The cars we loved.
Exotic car manufacturers seem to be busy creating new products that go beyond their traditional product lines. Recently these explorations into portfolio expansion have gone upmarket in the form of super sedans, but for one manufacturer the exploration has gone into a brave new down market world populated by super minis and city cars.
New Twist of Old Concept
Porsche’s done it with the 912, 914 and Boxter. Dipping down into the near affordable price brackets of the masses has been repeated by many others also. Now Aston Martin had gone a step further and much further down-market with its hot hatch/city car called the Cygnet. Not too long ago Aston Martin stung the exotic car world with its Rapide sedan. It’s astonished once again with a product that is not breath-taking in its design, but in concept.

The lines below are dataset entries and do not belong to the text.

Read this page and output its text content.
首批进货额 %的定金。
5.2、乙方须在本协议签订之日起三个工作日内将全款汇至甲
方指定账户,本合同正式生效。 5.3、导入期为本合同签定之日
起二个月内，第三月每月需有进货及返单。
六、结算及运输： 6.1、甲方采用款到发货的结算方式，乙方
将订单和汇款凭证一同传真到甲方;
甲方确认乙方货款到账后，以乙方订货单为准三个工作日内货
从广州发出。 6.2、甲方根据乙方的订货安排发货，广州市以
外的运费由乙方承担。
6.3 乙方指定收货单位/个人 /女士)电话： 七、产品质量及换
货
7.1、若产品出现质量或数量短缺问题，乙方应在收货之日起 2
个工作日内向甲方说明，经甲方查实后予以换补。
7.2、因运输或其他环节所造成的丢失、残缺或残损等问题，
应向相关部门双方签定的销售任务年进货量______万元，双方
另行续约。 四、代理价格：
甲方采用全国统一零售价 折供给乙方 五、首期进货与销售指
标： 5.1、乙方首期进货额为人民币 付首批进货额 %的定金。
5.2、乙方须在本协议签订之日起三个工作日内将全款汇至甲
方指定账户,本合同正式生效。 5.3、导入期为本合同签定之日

The Cygnet is basically a Toyota iQ, a cute little city car that offers dependability in a small appliance-like form factor. Aston Martin’s take on the basic iQ adds revised body panels, Aston’s trademark grille and plenty of luxury treatments inside. Under the hood, it’s still pretty much an iQ, with Toyota’s 1.3L inline four with variable valve timing. With 98 hp the 1900 pound Cygnet moves at a sprightly pace in crowded cities, but needing 11 seconds to reach 60 mph on the expressway in not the stuff hot hatches are made of. It won’t be confused for a Vantage (or any sporty car for that matter).
A six-speed manual transmission is available, but most buyers will opt for the CVT being that even the poor don’t like changing their own gears. The official sales category for the Cygnet is Hot Hatch, a popular segment in Europe. There’s little in the way of hotness where performance is concerned. Aston Martin had no qualms about selling this car for what is: a luxurious city car. As such, the greatest transformation happens inside with leather surfaces, revised console and instruments befitting a $30,000 pint-sized set of wheels. Of course there’s the Aston Martin badges and grille that looks like it would actually have come from any other car in its lineup.
Banking on Brand Loyalty and Vanity
The logic of an expensive city car from an exotic maker at first sounds absurd, but Aston Martin might be on to something. Aston Martin sees the Cygnet as a “tender”. For those who have no idea what that means, it basically suggests that the Cygnet would be a car kept at a vacation home for excursions into town, while your main car would get you back to your main residence. For the super-rich, the Cygnet is intended to be a car away from home, like the bike you might leave at Grandmas’ house when you go to visit. To reinforce this concept Aston Martin intends to sell make the Cygnet available to Aston Martin owners first in the UK, then a few years later the general public in the EU. It’s not known if it will be available in America, but based on Aston’s need to meet average mpg standards in Europe, it seems likely to come here as well due to similar mandates. The Cygnet is produced in Worwickshire, England and went on sale in 2011. Despite Aston’s limited roll out strategy, where you can buy a Cygnet will be governed by demand with an emphasis on existing Aston Martin owners first.
Sensible Alternatives Abound
Americans are in luck if they really want one and can’t afford the initial price of entry (some other new Aston Martin). Toyota’s youth oriented brand Scion will sell the iQ in the US as a 2012 model. For Aston Martin’s US customers (any other market where the Toyota iQ is available) the question is will Aston Martin’s clients want an exclusive run-about town car when they could otherwise settle for an iQ or some other micro machine?
Weather you see the Cygnet as an overpriced grocery cart or a cheap way to get behind the wheel of a new Aston Martin, it does represent a bold new high-end addition to the growing city car field. Previous segment toppers from Smart, Mercedes and even Mini lacked the kind of high-end appeal that the Cygnet might offer. By the time the Cygnet is available to the public at large, it will have some stiff competition from Fiat’s cute 500, a new Mini and other possible players that will cost less. By that time a topless option will be a must if the Cygnet will attract customers from Smart or Mercedes. A convertible concept of the iQ suggests if it were to ever see production a version for the Cygnet should be a natural if not exclusive. That brings us back to the Cygnet’s core market where cost is not an issue, but too much driving effort might be. We’ll have to wait and see. Who knows, in the next Bond film James might be sporting a Cygnet, at least while Q is working on the Virage.